Fed May Hold Rates as Iraq War Nears

From Bloomberg News

Despite signs that the U.S. economy is faltering, most economists believe that the Federal Reserve won't cut its benchmark interest rate when it meets today.

The economy, while growing, has sputtered. Consumer confidence is the lowest since 1992, and February produced the bleakest jobs and retail reports since November 2001, just after the Sept. 11 attacks. What's been less clear is why, and that's one reason some economists say the Fed will move cautiously.
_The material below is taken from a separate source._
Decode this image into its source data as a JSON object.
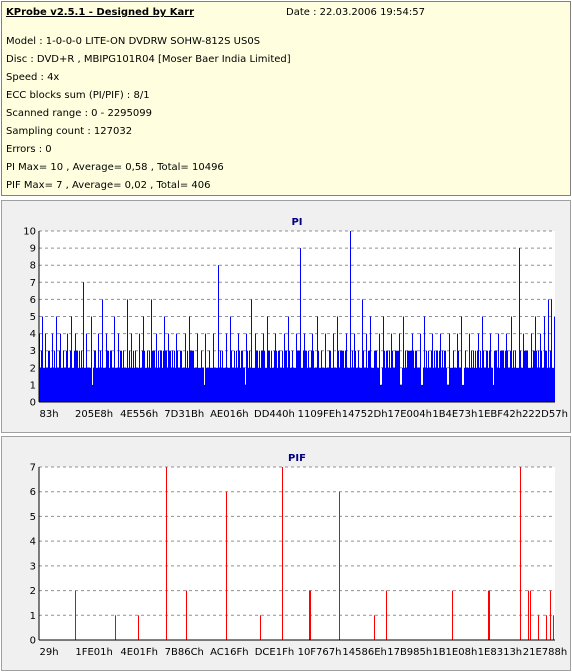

"What we don't know is whether the cause is weather and geopolitical risk, some fundamental change in baseline growth, or a combination of all of the above," said Kathleen Stephansen, director of global economic research at Credit Suisse First Boston, one of 22 bond firms that deal directly with the Fed. "Making a monetary policy change amidst this uncertainty won't buy the Fed a great deal of additional growth."

Forty-eight of 57 economists polled by Bloomberg News say the Fed's policymaking Open Market Committee will leave the overnight lending rate unchanged at 1.25%, the lowest since 1961.

Still, the growing stack of negative economic reports makes it likely the Fed will change its outlook and say the economy is at risk of weakening, increasing the chances of a rate cut later.

Fed Chairman Alan Greenspan last month told the Senate Banking Committee that the "most important stimulus is the removal of uncertainties" about Iraq. His statement that the economy didn't need an additional boost made President Bush's $726-billion tax-cut plan tougher to sell to Congress.

Some of the questions about Iraq may begin to lift soon. Bush Monday night gave Iraqi leader Saddam Hussein an ultimatum to go into exile within 48 hours or face an invasion.

Along with Mideast tensions, a bleak job market and a surge in gasoline prices are undermining confidence. The 40% average gain in gas prices over the last 12 months is limiting the amount of cash consumers have for other goods and services.

"Consumers have ample reason to be gloomy right now," said Stephen Stanley, an economist at RBS Greenwich Capital Markets in Greenwich, Conn.

A shift in the Fed's outlook to say the economy risks further weakening would increase the likelihood of a rate cut at or before the May meeting, a possibility that some traders bet is a near certainty. Futures contracts on federal funds for May settlement yield 1.1%, 15 basis points below the target.

Growth is slowing around the world, and other central banks have been cutting rates. Earlier this month the European Central Bank lowered its benchmark rate by a quarter of a point to 2.5%, the lowest in almost 3 1/2 years. In February the Bank of England cut its benchmark to 3.75%, the lowest since 1955, Winston Churchill's last year as prime minister.